< Hooglied 6 >
1 Waar is uw Liefste heengegaan, o gij schoonste onder de vrouwen? Waarheen heeft uw Liefste het aangezicht gewend, opdat wij Hem met u zoeken?
Où est parti ton bien-aimé, la plus belle des femmes? Où s'est tourné votre bien-aimé, afin que nous puissions le chercher avec vous?
2 Mijn Liefste is afgegaan in Zijn hof, tot de specerijbedden, om te weiden in de hoven, en om de lelien te verzamelen.
Mon bien-aimé est descendu dans son jardin, aux lits d'épices, pour faire paître son troupeau dans les jardins, et pour cueillir des lys.
3 Ik ben mijns Liefsten, en mijn Liefste is mijn, Die onder de lelien weidt.
Je suis à mon bien-aimé, et mon bien-aimé est à moi. Il se promène parmi les lys.
4 Gij zijt schoon, Mijn vriendin, gelijk Thirza, liefelijk als Jeruzalem, schrikkelijk als slagorden met banieren.
Tu es belle, mon amour, comme Tirzah, belle comme Jérusalem, Génial comme armée avec des bannières.
5 Wend uw ogen van Mij af, want zij doen Mij geweld aan; uw haar is als een kudde geiten, die het gras van Gilead afscheren.
Détournez vos yeux de moi, car ils m'ont vaincu. Vos cheveux sont comme un troupeau de chèvres, qui s'étendent le long du côté de Gilead.
6 Uw tanden zijn als een kudde schapen, die uit de wasstede opkomen, die al te zamen tweelingen voortbrengen, en onder dezelve is geen jongeloos.
Tes dents sont comme un troupeau de brebis, qui sont remontés du lavage, dont chacun a des jumeaux; pas un seul n'est endeuillé parmi eux.
7 Uw wangen zijn als een stuk van een granaatappel tussen uw vlechten.
Tes temples sont comme un morceau de grenade derrière ton voile.
8 Er zijn zestig koninginnen en tachtig bijwijven, en maagden zonder getal.
Il y a soixante reines, quatre-vingts concubines, et des vierges sans nombre.
9 Een enige is Mijn duive, Mijn volmaakte, de enige harer moeder, zij is de zuivere dergenen, die haar gebaard heeft; als de dochters haar zien, zo zullen zij haar welgelukzalig roemen, de koninginnen en de bijwijven; en zij zullen haar prijzen.
Ma colombe, ma parfaite, est unique. Elle est la fille unique de sa mère. Elle est la préférée de ceux qui l'ont portée. Les filles l'ont vue et l'ont appelée « bénie ». Les reines et les concubines la voyaient, et elles la louaient.
10 Wie is zij, die er uitziet als de dageraad, schoon, gelijk de maan, zuiver als de zon, schrikkelijk als slagorden met banieren?
Qui est celle qui regarde comme le matin, aussi belle que la lune, clair comme le soleil, et génial en tant qu'armée avec des bannières?
11 Ik ben tot den notenhof afgegaan om de groene vruchten der vallei te zien; om te zien, of de wijnstok bloeide, de granaatbomen uitbotten.

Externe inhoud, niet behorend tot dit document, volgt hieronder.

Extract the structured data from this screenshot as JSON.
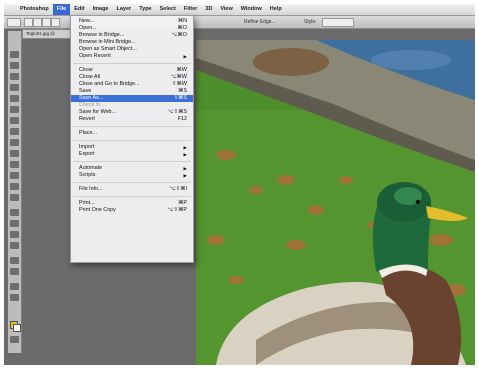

Je suis descendu dans le bosquet d'arbres à noix, pour voir les plantes vertes de la vallée, pour voir si la vigne bourgeonne, et les grenades étaient en fleur.
12 Eer ik het wist, zette mij mijn ziel op de wagens van mijn vrijwillig volk.

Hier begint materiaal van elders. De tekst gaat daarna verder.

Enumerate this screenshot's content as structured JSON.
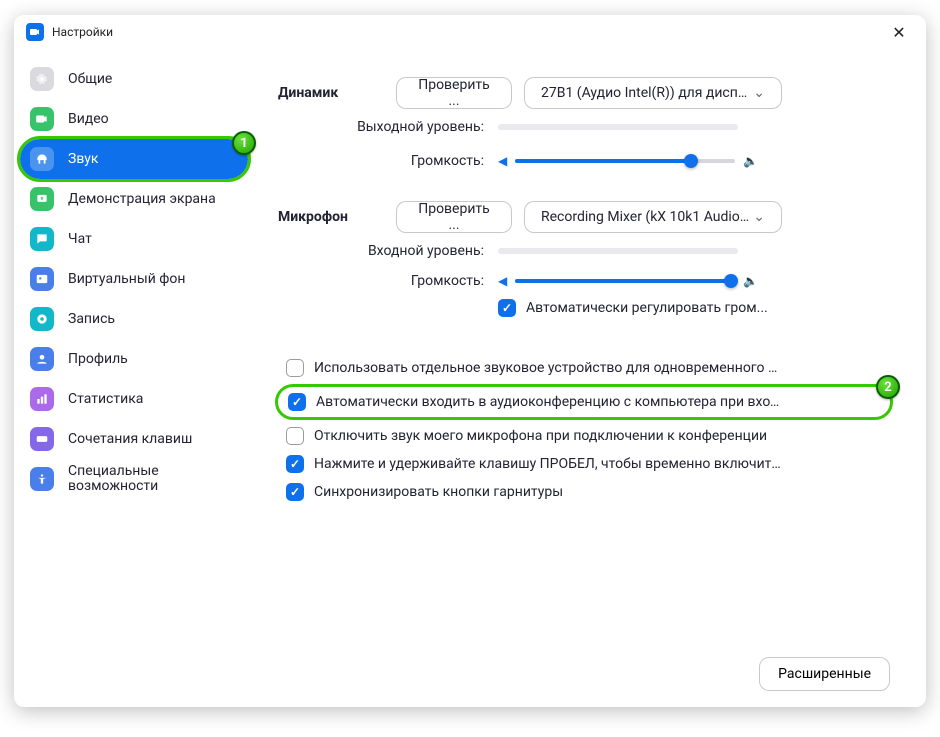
{
  "window": {
    "title": "Настройки"
  },
  "sidebar": {
    "items": [
      {
        "label": "Общие",
        "icon": "gear",
        "color": "#d9d9df"
      },
      {
        "label": "Видео",
        "icon": "video",
        "color": "#36c36a"
      },
      {
        "label": "Звук",
        "icon": "head",
        "color": "#0e71eb",
        "active": true,
        "highlight": true,
        "badge": "1"
      },
      {
        "label": "Демонстрация экрана",
        "icon": "share",
        "color": "#36c36a"
      },
      {
        "label": "Чат",
        "icon": "chat",
        "color": "#12b7c9"
      },
      {
        "label": "Виртуальный фон",
        "icon": "bg",
        "color": "#4a7eea"
      },
      {
        "label": "Запись",
        "icon": "record",
        "color": "#12b7c9"
      },
      {
        "label": "Профиль",
        "icon": "profile",
        "color": "#4a7eea"
      },
      {
        "label": "Статистика",
        "icon": "stats",
        "color": "#aa6aea"
      },
      {
        "label": "Сочетания клавиш",
        "icon": "keyboard",
        "color": "#8468e8"
      },
      {
        "label": "Специальные возможности",
        "icon": "access",
        "color": "#4a7eea",
        "multiline": true
      }
    ]
  },
  "speaker": {
    "heading": "Динамик",
    "test_label": "Проверить ...",
    "device": "27B1 (Аудио Intel(R)) для дисплее...",
    "output_level_label": "Выходной уровень:",
    "volume_label": "Громкость:",
    "volume_pct": 80
  },
  "microphone": {
    "heading": "Микрофон",
    "test_label": "Проверить ...",
    "device": "Recording Mixer (kX 10k1 Audio ...",
    "input_level_label": "Входной уровень:",
    "volume_label": "Громкость:",
    "volume_pct": 98,
    "auto_adjust": {
      "checked": true,
      "label": "Автоматически регулировать гром..."
    }
  },
  "options": [
    {
      "checked": false,
      "label": "Использовать отдельное звуковое устройство для одновременного воспро..."
    },
    {
      "checked": true,
      "label": "Автоматически входить в аудиоконференцию с компьютера при входе в кон...",
      "highlight": true,
      "badge": "2"
    },
    {
      "checked": false,
      "label": "Отключить звук моего микрофона при подключении к конференции"
    },
    {
      "checked": true,
      "label": "Нажмите и удерживайте клавишу ПРОБЕЛ, чтобы временно включить свой з..."
    },
    {
      "checked": true,
      "label": "Синхронизировать кнопки гарнитуры"
    }
  ],
  "advanced_label": "Расширенные"
}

Sans s'en rendre compte, mon désir m'a placé avec les chars de mon peuple royal.
13 Keer weder, keer weder, o Sulammith! Keer weder, keer weder, dat wij u mogen aanzien. Wat ziet gijlieden de Sulammith aan? Zij is als een rei van twee heiren.
Reviens, reviens, Shulammite! Reviens, reviens, que nous puissions te contempler. Amoureux Pourquoi désirez-vous contempler la Shulammite, comme lors de la danse de Mahanaïm?